Whispers of the Dead
- First edition
- Author: Simon Beckett
- Language: English
- Series: David Hunter
- Release number: Three
- Genre: Crime, Mystery
- Set in: Tennessee
- Publisher: Bantam Press
- Publication date: 2009
- Publication place: United Kingdom
- Media type: Print
- Pages: 317
- ISBN: 978-0-593-05526-7
- Preceded by: Written in Bone
- Followed by: The Calling of the Grave

= Whispers of the Dead =

2009 novel by Simon Beckett

Whispers of the Dead is the third novel in the Dr David Hunter series, created by Simon Beckett. It was published in January 2009 by Bantam Press.

==Plot==
Dr David Hunter returns to 'The Body Farm' in Tennessee where he learned the ins and outs of forensic anthropology. He has gone to America to try and see if he can still do the job he has become accustomed to after surviving the attempt on his life by Grace Strachan, the murderer from the previous book, Written in Bone.

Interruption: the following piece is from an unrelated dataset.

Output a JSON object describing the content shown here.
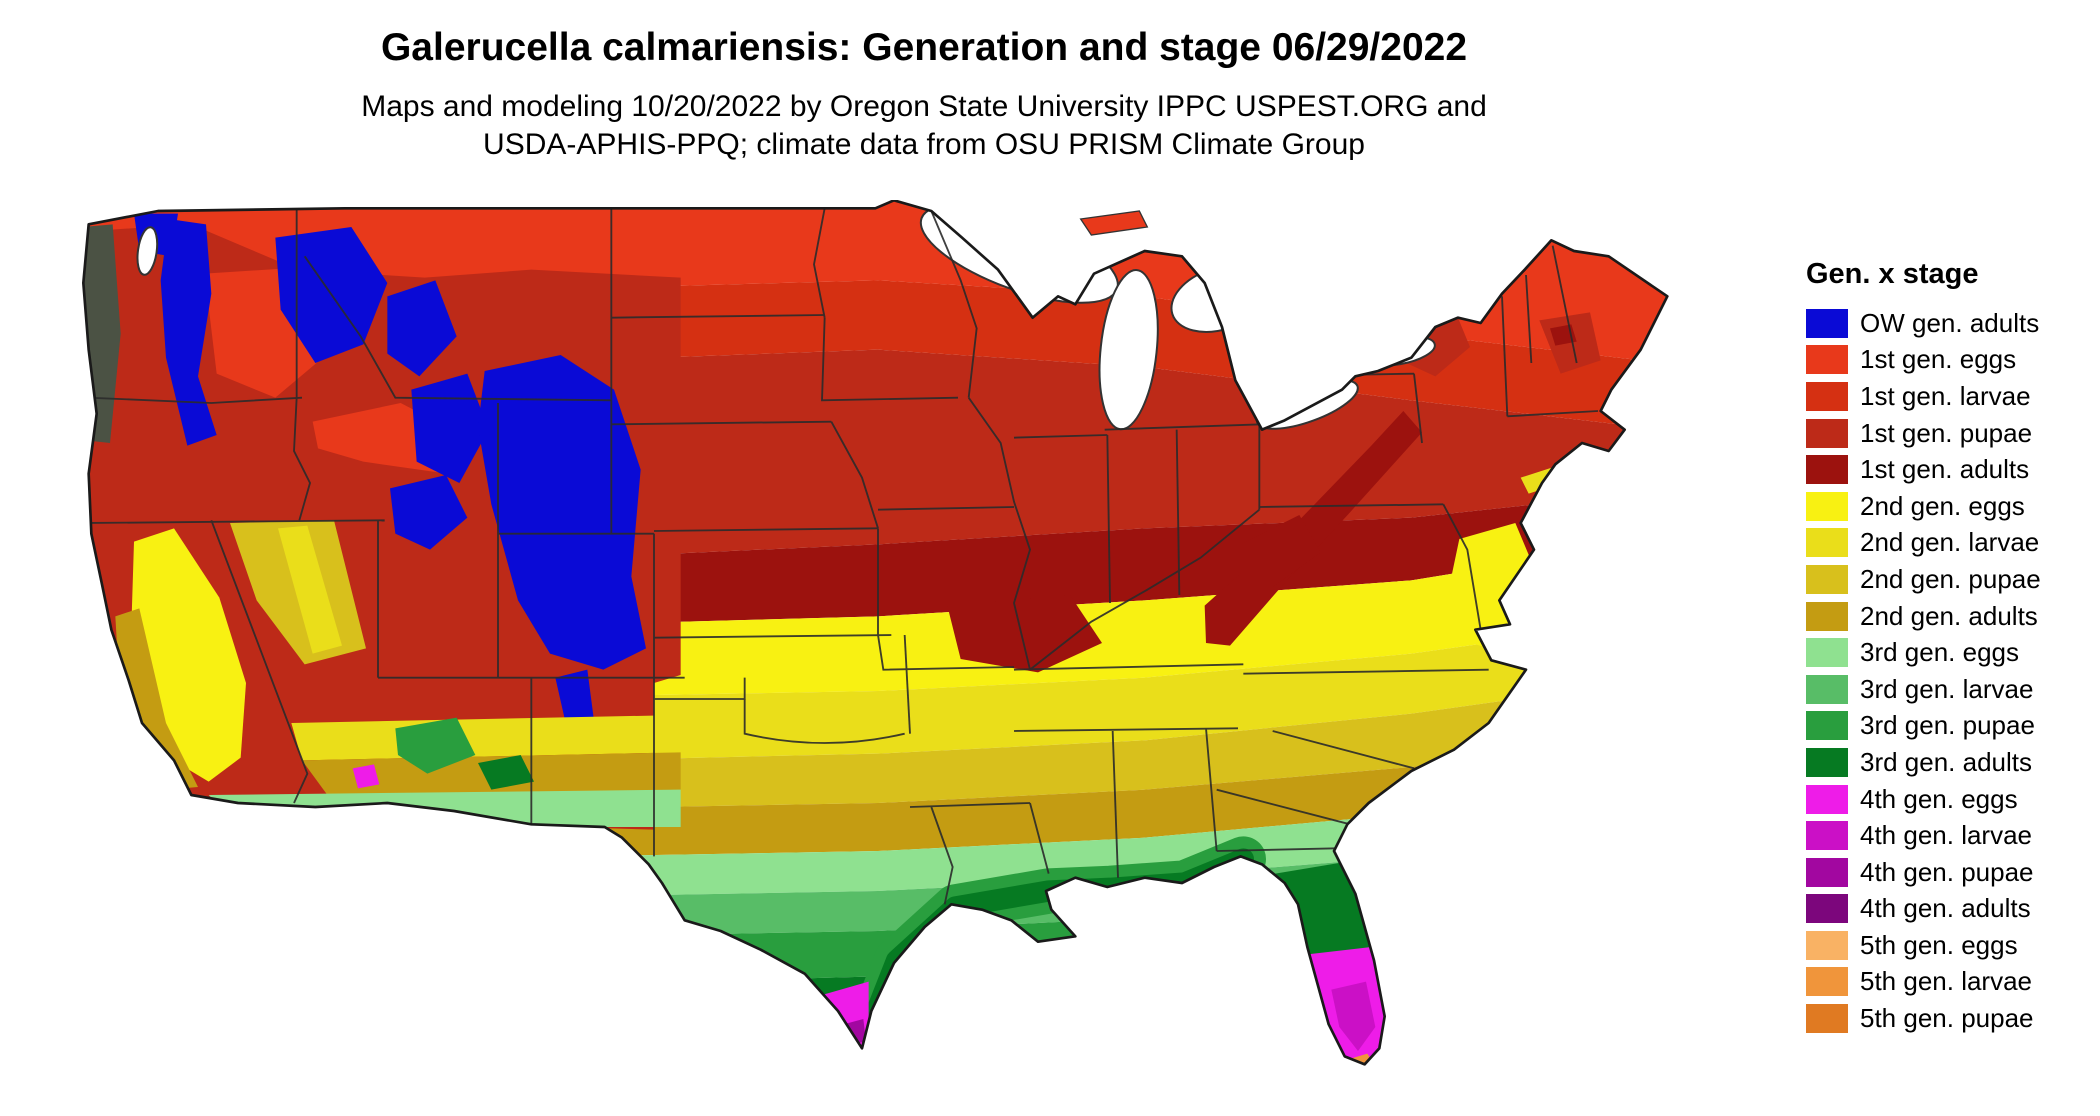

Whilst in Tennessee, a body is found in a remote cabin in the woods and David's old instructor asks him to tag along for a fresh pair of eyes at the crime scene. A fingerprint at the crime scene leads them to a man who had died six months earlier and whose own body has been replaced in his grave by that of someone far older than he was. It becomes clear that they are dealing with someone who has the same intricate and detailed forensic knowledge that they have and that a serial killer is on the loose.